Yeniden merhabalar,
Stajımıza kaldığımız yerden tüm
hızıyla devam ediyoruz. Dün Temmuz grubu olarak Django'yu
öğrenmeye başladık. Bu çabamız elbette ki bugün de sürdü.
Django öğrenmenin ne kadar sıkıntılı bir süreç olduğunu
Haziran grubundaki arkadaşlarımızın yazılarından takip
etmişsinizdir belki. Biz de yaşadıkları problemlere bizzat şahit
olmuş ve Django öğreneceğimiz günün gelmesini biraz
tedirginlikle bekler olmuştuk. İşte o gün geldi çattı ve benzer
problemleri, Haziran grubu kadar olmasa da, biz de yaşamaktayız.
Django'yu uygulayarak öğreten bir kitabı harfiyen takip etmemiz
bile en sonunda hatalı sonuç almamıza engel olmayabiliyor. Bu
durumda kitaba baştan başlayıp kodları tekrar yazıyor ve
sonucunda birkaç hatamızı görüp düzeltebilir hale geliyoruz.
Böyle geçen iki günün ardından başlık ve içine bir şeyler
yazabileceğimiz kutucuğun bulunduğu bir sayfa oluşturmayı
başarabildik.

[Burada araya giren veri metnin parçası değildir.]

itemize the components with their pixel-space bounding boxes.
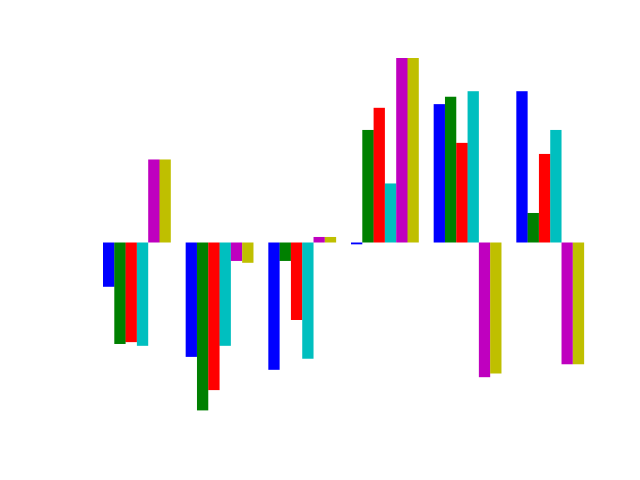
bar-series-5-category-5 — [478, 242, 491, 378]
bar-series-6-category-3 — [324, 236, 337, 243]
bar-series-4-category-2 — [219, 242, 231, 346]
bar-series-1-category-2 — [185, 242, 197, 357]
bar-series-6-category-1 — [159, 159, 171, 243]
bar-series-4-category-1 — [136, 242, 149, 346]
bar-series-4-category-3 — [302, 242, 314, 359]
bar-series-4-category-6 — [550, 129, 562, 243]
bar-series-5-category-4 — [396, 58, 408, 243]
bar-series-2-category-2 — [196, 242, 209, 411]
bar-series-3-category-1 — [125, 242, 137, 343]
bar-series-5-category-2 — [230, 242, 243, 261]
bar-series-1-category-3 — [268, 242, 280, 370]
bar-series-5-category-1 — [148, 159, 160, 243]
bar-series-6-category-2 — [242, 242, 254, 263]
bar-series-1-category-6 — [516, 91, 528, 243]
bar-series-2-category-4 — [362, 129, 374, 243]
bar-series-4-category-4 — [384, 183, 397, 243]
bar-series-5-category-6 — [561, 242, 573, 365]
bar-series-3-category-2 — [208, 242, 220, 391]
bar-series-6-category-5 — [490, 242, 502, 374]
bar-series-1-category-1 — [103, 242, 115, 287]
bar-series-5-category-3 — [313, 236, 325, 243]
bar-series-6-category-6 — [572, 242, 585, 365]
bar-series-2-category-3 — [279, 242, 291, 261]
bar-series-3-category-3 — [290, 242, 303, 320]
bars-layer — [103, 58, 585, 411]
bar-series-2-category-6 — [527, 212, 539, 243]
bar-series-2-category-5 — [444, 96, 457, 243]
bar-series-3-category-4 — [373, 107, 385, 243]
bar-series-4-category-5 — [467, 91, 479, 243]
bar-series-2-category-1 — [114, 242, 126, 344]
bar-series-1-category-4 — [351, 242, 363, 245]
bar-series-3-category-5 — [456, 142, 468, 243]
bar-series-6-category-4 — [407, 58, 419, 243]
bar-series-3-category-6 — [538, 153, 551, 243]
bar-series-1-category-5 — [433, 104, 445, 243]
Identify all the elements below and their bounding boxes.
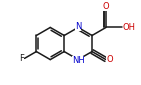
Text: F: F — [19, 54, 24, 63]
Text: NH: NH — [72, 56, 84, 65]
Text: N: N — [75, 22, 81, 31]
Text: O: O — [106, 55, 113, 64]
Text: O: O — [103, 2, 109, 11]
Text: OH: OH — [123, 23, 136, 32]
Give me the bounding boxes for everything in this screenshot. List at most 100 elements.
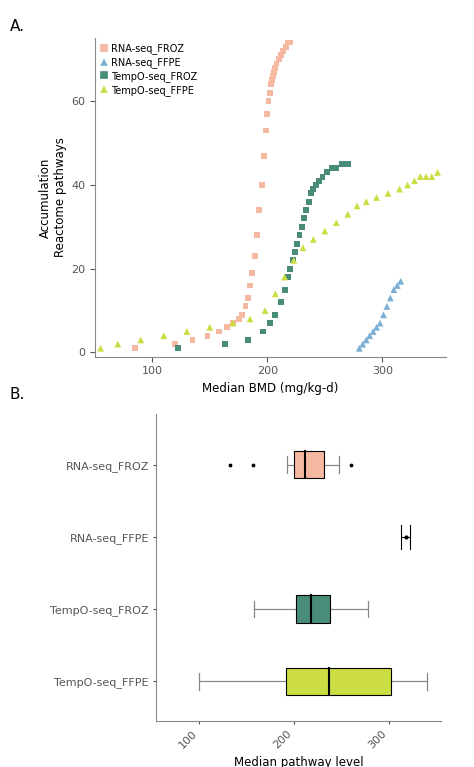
Bar xyxy=(286,667,391,695)
Point xyxy=(289,254,296,266)
Point xyxy=(428,170,436,183)
Point xyxy=(312,179,319,191)
Text: B.: B. xyxy=(9,387,25,403)
Point xyxy=(356,342,363,354)
Point xyxy=(333,216,340,229)
Y-axis label: Accumulation
Reactome pathways: Accumulation Reactome pathways xyxy=(39,137,67,258)
Point xyxy=(270,66,278,78)
Point xyxy=(264,107,271,120)
Point xyxy=(323,166,331,179)
Point xyxy=(244,334,252,346)
Point xyxy=(281,271,288,283)
Point xyxy=(258,179,265,191)
Point xyxy=(282,41,290,53)
Point xyxy=(404,179,411,191)
Bar xyxy=(294,451,324,479)
Point xyxy=(97,342,104,354)
Point xyxy=(359,338,366,351)
Point xyxy=(246,279,254,291)
Point xyxy=(369,325,377,337)
Point xyxy=(286,262,294,275)
Point xyxy=(310,233,317,245)
X-axis label: Median BMD (mg/kg-d): Median BMD (mg/kg-d) xyxy=(202,382,338,395)
Point xyxy=(390,284,398,296)
Point xyxy=(272,288,279,300)
Text: A.: A. xyxy=(9,19,25,35)
Point xyxy=(131,342,139,354)
Point xyxy=(363,196,370,208)
Point xyxy=(353,199,361,212)
Point xyxy=(263,124,270,137)
Point xyxy=(383,300,391,312)
Point xyxy=(221,338,228,351)
Point xyxy=(267,78,274,91)
Point xyxy=(380,308,387,321)
Point xyxy=(272,61,279,74)
Point xyxy=(387,292,394,304)
Legend: RNA-seq_FROZ, RNA-seq_FFPE, TempO-seq_FROZ, TempO-seq_FFPE: RNA-seq_FROZ, RNA-seq_FFPE, TempO-seq_FR… xyxy=(100,43,198,96)
Point xyxy=(333,162,340,174)
Point xyxy=(242,300,249,312)
Point xyxy=(315,175,323,187)
Point xyxy=(310,183,317,196)
Point xyxy=(366,330,374,342)
Bar xyxy=(296,595,330,623)
Point xyxy=(305,196,312,208)
Point xyxy=(384,187,392,199)
Point xyxy=(299,242,307,254)
Point xyxy=(275,53,283,65)
Point xyxy=(298,221,306,233)
Point xyxy=(434,166,441,179)
Point xyxy=(319,170,326,183)
Point xyxy=(269,70,277,82)
Point xyxy=(206,321,214,334)
Point xyxy=(410,175,418,187)
Point xyxy=(238,308,246,321)
Point xyxy=(277,296,285,308)
Point xyxy=(137,334,145,346)
Point xyxy=(277,49,285,61)
Point xyxy=(266,317,273,329)
Point xyxy=(422,170,430,183)
Point xyxy=(246,313,254,325)
Point xyxy=(376,317,384,329)
Point xyxy=(284,271,292,283)
X-axis label: Median pathway level
BMD (mg/kg-d): Median pathway level BMD (mg/kg-d) xyxy=(234,756,364,767)
Point xyxy=(204,330,211,342)
Point xyxy=(373,321,380,334)
Point xyxy=(284,36,292,48)
Point xyxy=(253,229,261,242)
Point xyxy=(174,342,182,354)
Point xyxy=(255,204,263,216)
Point xyxy=(248,267,256,279)
Point xyxy=(244,292,252,304)
Point xyxy=(344,208,352,220)
Point xyxy=(328,162,336,174)
Point xyxy=(344,158,352,170)
Point xyxy=(393,279,401,291)
Point xyxy=(251,250,258,262)
Point xyxy=(260,150,268,162)
Point xyxy=(396,183,403,196)
Point xyxy=(286,36,294,48)
Point xyxy=(321,225,328,237)
Point xyxy=(272,308,279,321)
Point xyxy=(397,275,404,288)
Point xyxy=(259,325,266,337)
Point xyxy=(301,212,308,225)
Point xyxy=(264,95,272,107)
Point xyxy=(280,44,287,57)
Point xyxy=(268,74,276,87)
Point xyxy=(291,245,299,258)
Point xyxy=(172,338,179,351)
Point xyxy=(235,313,242,325)
Point xyxy=(307,187,315,199)
Point xyxy=(261,304,269,317)
Point xyxy=(215,325,223,337)
Point xyxy=(417,170,424,183)
Point xyxy=(281,284,288,296)
Point xyxy=(189,334,196,346)
Point xyxy=(293,238,301,250)
Point xyxy=(338,158,346,170)
Point xyxy=(296,229,303,242)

Fakat Django ile maceralarımız devam edecek.
Bugün Django ile uğraşımızın
yanında bir adet TED konuşması da izledik. TED; teknoloji
(Technology), eğlence (Entertainment) ve tasarım (Design) içerikli
konuşmalarla başlayan, sonradansa hemen hemen her konuyla alakalı
ve gerçekten önemli insanların yaptıkları konuşmaları içeren
bir site. Temel amaçları bilgiyi herkese yayarak paylaşımı
sağlamak olan bu sitede hiç anlamadığınız bir konuyu 15
dakikalık basit bir konuşmada anlamanız en azından fikir sahibi
olmanız mümkün olabiliyor. Bizim bugün izlediğimiz konuşma ise
Stephen Wolfram'ın “Computing a Theory of All Knowledge”
başlıklı konuşmasıydı. Stephen Wolfram “Mathematica” ve
“Wolfram Alpha” gibi önemli programların tasarımcılarından
olan bir fizikçi. Bu konuşmasında da katkıda bulunduğu
programların üzerinden giderek “çok basit kurallardan çok
karmaşık eylemler oluşturma” nın
nasıl mümkün olabildiğini ve bunun evren hakkında
bildiklerimizle de nasıl ilgili olabileceğini anlatıyor. Gerçekten
oldukça etkileyici olan bu konuşmayı buradan izleyebilirsiniz.
TED
konuşmasının ardındansa haftalık grup oyunlarımızı oynadık.
Takım çalışmasını en iyi şekilde yaşayıp anlayabileceğimiz
voleybol ve futbol gibi takım oyunlarını oynadık bu hafta.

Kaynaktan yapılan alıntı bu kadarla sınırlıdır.